Help arrived the next day, with his dog (a proper working one not our fake one). Being at work all I could do was wait for the phone to ring with news and moan and wail at anyone who would listen. I didn't have to wait too long. The diagnosis was in, fly strike confirmed, Rhos in a bad way, another day's delay and that would probably have been his last. We'd been looking in the wrong place, the fly strike was on the flanks, down to the belly, great handfuls of maggot riddled fleece falling away exposing bloody eaten flesh. Oh the guilt, the "why didn't we do x when we saw y" self-recriminations. Liberal spraying with huge doses of insecticide, isolation from the flock, the bleating and wailing, followed by daily, then every other day, then weekly inspections for re-strike, lifting off scabbed dead skin, smearing with protective and anti-septic cream.
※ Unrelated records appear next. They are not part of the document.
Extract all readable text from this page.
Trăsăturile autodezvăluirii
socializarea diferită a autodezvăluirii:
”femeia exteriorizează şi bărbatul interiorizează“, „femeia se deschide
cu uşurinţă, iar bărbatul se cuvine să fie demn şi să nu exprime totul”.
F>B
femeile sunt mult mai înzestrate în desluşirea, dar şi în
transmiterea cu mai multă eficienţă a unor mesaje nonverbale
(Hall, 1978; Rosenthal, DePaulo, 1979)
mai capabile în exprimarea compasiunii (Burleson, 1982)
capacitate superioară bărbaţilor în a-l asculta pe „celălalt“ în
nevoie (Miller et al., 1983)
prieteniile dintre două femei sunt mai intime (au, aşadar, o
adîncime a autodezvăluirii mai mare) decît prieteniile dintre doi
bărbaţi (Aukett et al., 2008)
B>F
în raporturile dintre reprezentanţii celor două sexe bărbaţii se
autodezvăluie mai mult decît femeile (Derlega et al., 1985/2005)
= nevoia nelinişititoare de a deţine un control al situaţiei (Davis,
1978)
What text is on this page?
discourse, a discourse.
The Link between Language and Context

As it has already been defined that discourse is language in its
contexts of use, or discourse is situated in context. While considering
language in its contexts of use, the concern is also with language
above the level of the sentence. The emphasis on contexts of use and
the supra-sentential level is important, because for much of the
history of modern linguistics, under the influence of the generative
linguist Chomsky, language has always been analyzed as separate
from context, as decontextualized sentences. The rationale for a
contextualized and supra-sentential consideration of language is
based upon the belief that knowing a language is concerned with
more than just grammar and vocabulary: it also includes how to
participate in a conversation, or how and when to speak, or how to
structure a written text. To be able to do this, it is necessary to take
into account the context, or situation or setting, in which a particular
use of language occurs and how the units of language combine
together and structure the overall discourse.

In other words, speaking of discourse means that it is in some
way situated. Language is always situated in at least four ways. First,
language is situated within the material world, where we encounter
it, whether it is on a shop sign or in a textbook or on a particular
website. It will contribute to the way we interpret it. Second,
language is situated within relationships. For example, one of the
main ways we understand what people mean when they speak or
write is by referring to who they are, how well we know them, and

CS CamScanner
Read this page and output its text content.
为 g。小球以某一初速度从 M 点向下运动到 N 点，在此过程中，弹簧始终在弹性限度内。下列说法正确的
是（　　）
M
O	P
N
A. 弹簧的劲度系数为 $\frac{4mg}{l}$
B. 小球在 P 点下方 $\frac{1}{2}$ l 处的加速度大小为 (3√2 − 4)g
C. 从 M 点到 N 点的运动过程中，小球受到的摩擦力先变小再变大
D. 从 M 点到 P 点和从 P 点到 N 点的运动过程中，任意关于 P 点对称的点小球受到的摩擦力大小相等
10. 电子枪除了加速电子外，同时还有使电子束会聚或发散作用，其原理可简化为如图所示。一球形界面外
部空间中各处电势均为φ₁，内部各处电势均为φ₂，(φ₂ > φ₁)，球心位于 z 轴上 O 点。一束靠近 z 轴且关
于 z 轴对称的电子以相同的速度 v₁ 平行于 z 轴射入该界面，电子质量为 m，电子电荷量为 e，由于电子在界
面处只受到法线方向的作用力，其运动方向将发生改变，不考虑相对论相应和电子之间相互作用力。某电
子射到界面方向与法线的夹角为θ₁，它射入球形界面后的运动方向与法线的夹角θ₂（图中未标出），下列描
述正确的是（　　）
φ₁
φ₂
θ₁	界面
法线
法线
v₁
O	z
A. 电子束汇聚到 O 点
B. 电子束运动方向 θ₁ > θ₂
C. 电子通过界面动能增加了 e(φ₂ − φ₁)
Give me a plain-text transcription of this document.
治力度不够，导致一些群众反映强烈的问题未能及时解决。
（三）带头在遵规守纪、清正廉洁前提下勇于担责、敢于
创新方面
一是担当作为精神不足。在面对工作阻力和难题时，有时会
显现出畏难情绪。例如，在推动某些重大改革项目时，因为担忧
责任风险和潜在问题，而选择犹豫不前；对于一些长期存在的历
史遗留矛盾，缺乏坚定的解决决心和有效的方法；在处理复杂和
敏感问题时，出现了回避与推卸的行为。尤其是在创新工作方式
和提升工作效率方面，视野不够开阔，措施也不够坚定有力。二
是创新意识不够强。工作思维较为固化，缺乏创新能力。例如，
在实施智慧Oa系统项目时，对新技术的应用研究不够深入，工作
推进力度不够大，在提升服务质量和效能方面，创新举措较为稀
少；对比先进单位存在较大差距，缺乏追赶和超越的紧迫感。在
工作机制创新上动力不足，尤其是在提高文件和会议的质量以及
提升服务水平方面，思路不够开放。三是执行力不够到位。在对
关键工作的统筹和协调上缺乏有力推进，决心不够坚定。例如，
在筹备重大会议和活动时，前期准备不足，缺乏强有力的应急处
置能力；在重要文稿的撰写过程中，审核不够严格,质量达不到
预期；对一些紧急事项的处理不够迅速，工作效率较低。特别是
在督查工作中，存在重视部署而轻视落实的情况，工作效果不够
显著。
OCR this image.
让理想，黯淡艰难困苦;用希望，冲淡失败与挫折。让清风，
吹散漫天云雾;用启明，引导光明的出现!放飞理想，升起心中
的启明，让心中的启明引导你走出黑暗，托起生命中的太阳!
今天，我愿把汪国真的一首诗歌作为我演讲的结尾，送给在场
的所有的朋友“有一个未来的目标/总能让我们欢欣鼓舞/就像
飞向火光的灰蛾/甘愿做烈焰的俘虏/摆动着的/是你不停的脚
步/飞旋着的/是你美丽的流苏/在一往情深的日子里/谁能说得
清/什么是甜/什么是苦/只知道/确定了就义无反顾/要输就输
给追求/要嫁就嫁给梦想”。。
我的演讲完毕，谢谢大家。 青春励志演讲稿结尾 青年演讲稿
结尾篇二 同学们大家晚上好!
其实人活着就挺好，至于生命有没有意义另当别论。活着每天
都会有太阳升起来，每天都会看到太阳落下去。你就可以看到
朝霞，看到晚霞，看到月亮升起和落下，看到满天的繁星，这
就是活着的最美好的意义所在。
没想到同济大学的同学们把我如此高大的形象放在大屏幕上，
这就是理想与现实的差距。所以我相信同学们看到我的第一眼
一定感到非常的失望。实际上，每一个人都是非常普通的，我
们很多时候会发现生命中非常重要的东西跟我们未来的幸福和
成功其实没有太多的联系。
For weeks Rhos was blue with insecticide and yellow with cream, a brightly coloured sorry looking specimen, but alive. And here he is now .....




... still a little yellow and crusty at the rear, but I'm pretty sure there's a smile back on his face. The fleece is gradually growing back, the first soft downy regrowth masked the track marks left by the maggots. Lulu was never as bad, the fly strike was caught early. But neither will be heading for the abattoir any time soon, if at all. Any "real" farmer would laugh, any "real" farmer would know this isn't a financially viable way to run a smallholding, but there's something about bringing an animal back from the brink of death that makes it harder to then send it to its death. Nonsensical. Soft-hearted. Sign of a g guilty conscience. But one thing's for sure, we never want any of our flock to suffer fly strike ever again.